The transformation of the former Palomar Health hospital campus on the edge of downtown Escondido into a residential community could begin in less than a year.
“Our goal would be to start demolition of the buildings late this year or early next year,” said Lance Waite, a partner in Integral Communities.
Estimated to cost $200 million, the Palomar Heights project is meant to be a visual landmark for the city with a 75-foot icon tower that would include a sky-lounge restaurant.
“As you’re driving up Grand Avenue, it’s a focal point,” Waite said. “When you see this icon building at night and that restaurant lit up, it’s going to be something the city of Escondido will be very proud of.”
The project would include 162 for-sale townhomes, 258 rental apartments for families and 90 apartments targeted at people 55 and over but not age restricted, said Ninia Hammond, project manager for Integral Communities.
“With the mix of housing, this will be an exceptional premier community for the city of Escondido,” Hammond said.
Waite said the apartments in the age-targeted portion of the development would be smaller than in the rest of the project with mostly studio and one-bedroom apartments ranging from 550 square feet to 800 square feet.
In the family area, units would range from about 750 square feet to about 1,800 square feet, Waite said.
The for-sale units would be priced from the mid-$400,000 to the mid-$500,000, Waite said.
Apartment rents have yet to be set.
The project also would have 10,000 square feet of retail space.
A Lifelong Community
“We have elements in the project that can sustain almost a lifelong community,” Waite said.
Someone can start out renting a family apartment, move up to a for-sale unit, and later retire to an age targeted unit.
“We’re really trying to create this community within the community of Escondido that has a vibrancy of its own but can reach out to all the improvements that are going on along Grand,” Waite said.
Amenities would include a breakfast cafe, a dog park, a dog washing station, a fitness center, a resort style pool, fourth-floor restaurant, garden, ground-floor market, a sky lounge rooftop bar and coworking spaces.
Integral Communities also is reclaiming a foot paved section of the site as a park that will include a memorial honoring military veterans, Waite said.
The buildings would be a combination of steel, glass, brick and wood in what Hammond said is a contemporary style with a nod to the original art deco city hall which was on the site before it was used for a hospital.
A goal of the project is to highlight local vendors.
“We’re already talking to a couple of local restaurants that are potential tenants in operating the restaurant,” Waite said.
Palomar Heights has gone through several iterations.
“We proposed five or six versions,” Waite said.
As the makeup of the Escondido City Council changed, Waite said Integral Communities adjusted its plans to reflect changes in what council members wanted on the site.
“We started out with lower density, more for-sale product,” Waite said.
For example, in one version that was planned as of February 2019, the project would have had 450 units in a combination of rental apartments and for-sale condominiums.
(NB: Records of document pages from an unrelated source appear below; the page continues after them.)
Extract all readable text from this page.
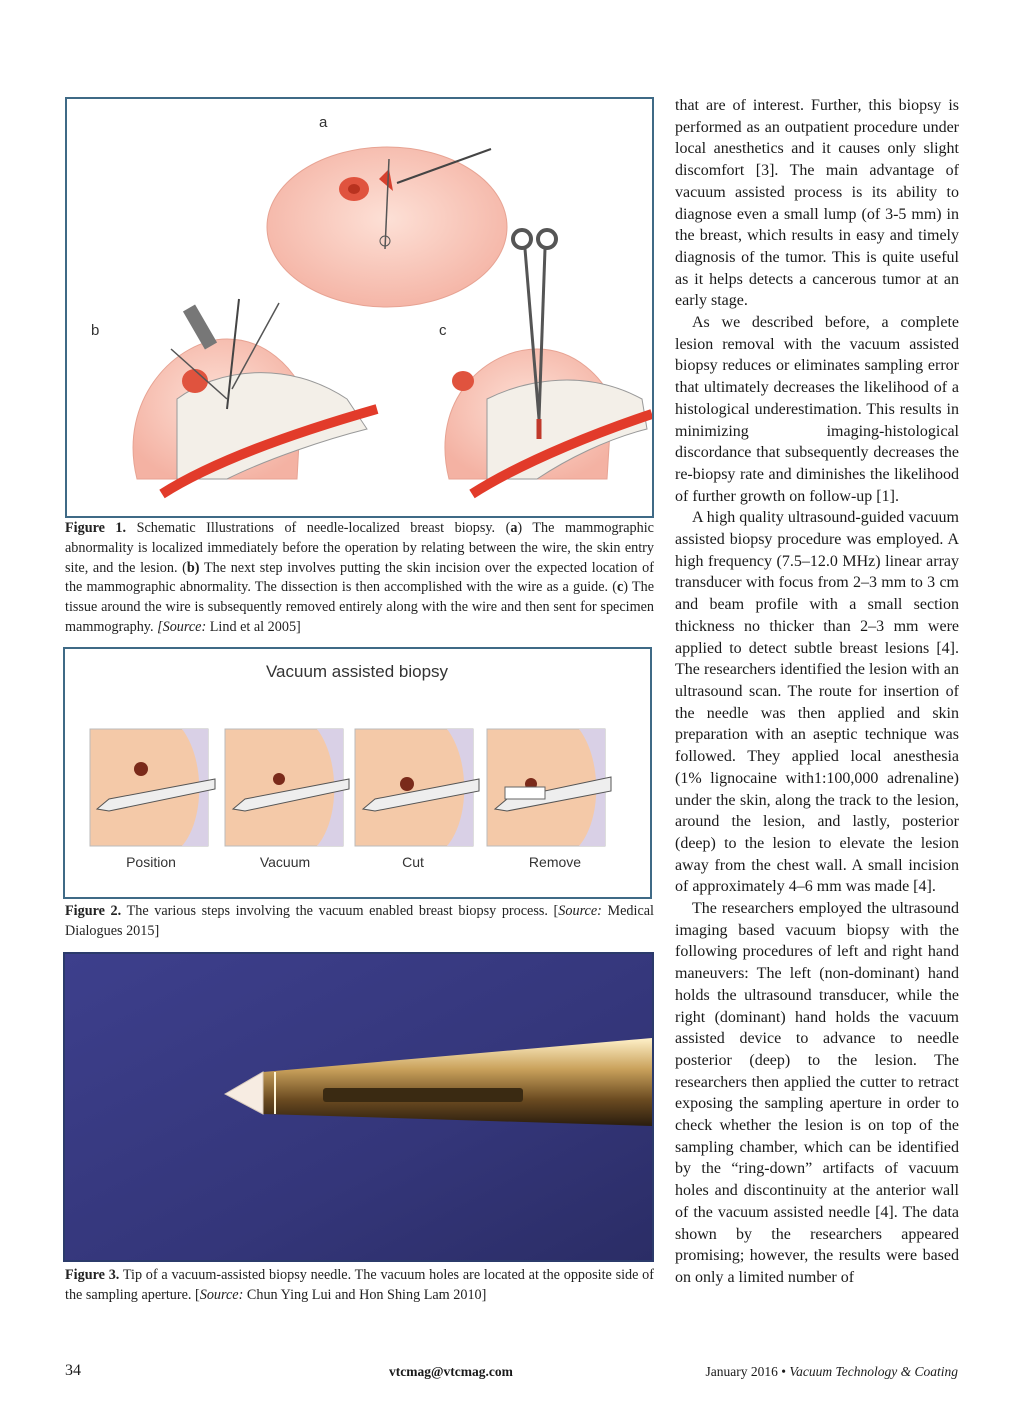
a
b	c

Figure 1. Schematic Illustrations of needle-localized breast biopsy. (a) The mammographic abnormality is localized immediately before the operation by relating between the wire, the skin entry site, and the lesion. (b) The next step involves putting the skin incision over the expected location of the mammographic abnormality. The dissection is then accomplished with the wire as a guide. (c) The tissue around the wire is subsequently removed entirely along with the wire and then sent for specimen mammography. [Source: Lind et al 2005]

Vacuum assisted biopsy
Position	Vacuum	Cut	Remove

Figure 2. The various steps involving the vacuum enabled breast biopsy process. [Source: Medical Dialogues 2015]

Figure 3. Tip of a vacuum-assisted biopsy needle. The vacuum holes are located at the opposite side of the sampling aperture. [Source: Chun Ying Lui and Hon Shing Lam 2010]

that are of interest. Further, this biopsy is performed as an outpatient procedure under local anesthetics and it causes only slight discomfort [3]. The main advantage of vacuum assisted process is its ability to diagnose even a small lump (of 3-5 mm) in the breast, which results in easy and timely diagnosis of the tumor. This is quite useful as it helps detects a cancerous tumor at an early stage.

As we described before, a complete lesion removal with the vacuum assisted biopsy reduces or eliminates sampling error that ultimately decreases the likelihood of a histological underestimation. This results in minimizing imaging-histological discordance that subsequently decreases the re-biopsy rate and diminishes the likelihood of further growth on follow-up [1].

A high quality ultrasound-guided vacuum assisted biopsy procedure was employed. A high frequency (7.5–12.0 MHz) linear array transducer with focus from 2–3 mm to 3 cm and beam profile with a small section thickness no thicker than 2–3 mm were applied to detect subtle breast lesions [4]. The researchers identified the lesion with an ultrasound scan. The route for insertion of the needle was then applied and skin preparation with an aseptic technique was followed. They applied local anesthesia (1% lignocaine with1:100,000 adrenaline) under the skin, along the track to the lesion, around the lesion, and lastly, posterior (deep) to the lesion to elevate the lesion away from the chest wall. A small incision of approximately 4–6 mm was made [4].

The researchers employed the ultrasound imaging based vacuum biopsy with the following procedures of left and right hand maneuvers: The left (non-dominant) hand holds the ultrasound transducer, while the right (dominant) hand holds the vacuum assisted device to advance to needle posterior (deep) to the lesion. The researchers then applied the cutter to retract exposing the sampling aperture in order to check whether the lesion is on top of the sampling chamber, which can be identified by the “ring-down” artifacts of vacuum holes and discontinuity at the anterior wall of the vacuum assisted needle [4]. The data shown by the researchers appeared promising; however, the results were based on only a limited number of

34	vtcmag@vtcmag.com	January 2016 • Vacuum Technology & Coating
As directions from City Council shifted, Waite said more emphasis was put on putting more housing on the site.
“Whenever you do a project that’s located in the key part of a downtown, a lot of people have a lot of opinions on what it should be,” Waite said.
He said Integral Communities has worked with the community and city officials in refining its project.
Opened in 1954, the existing campus includes the six-story original hospital and the nine-story McLeod Tower that was added in 1974.
“We’re looking for opportunities that would capture any history that we can,” Hammond said. “That would be photographs and art.”
Most of the hospital’s functions were moved in 2012 when Palomar Health District opened the $956 million Palomar Medical Center at 2185 Citracado Parkway.
Integral Communities agreed in 2018 to buy the property in 2018 for $18 million and it was turned over to the company in early 2019.
Headquartered in Newport Beach, Integral Communities has San Diego County offices in Encinitas.
Until work begins on the site, Integral Communities has offered to make the property available to Palomar Hospital for treatment of COVID-19 patients, although Waite said that it doesn’t appear that the space will be needed.
Because the project is still in its early stages, the COVID-19 pandemic hasn’t affected it so far, but there is some concern about financing.
“One of the big things that the current pandemic has really turned completely upside down is the financial markets,” Waite said. ‘It might be a little more difficult to gain the financing we’re looking for.”
Waite said the pandemic has affected projects Integral Communities is already marketing in Northern California, where he said sales are down about 80 percent.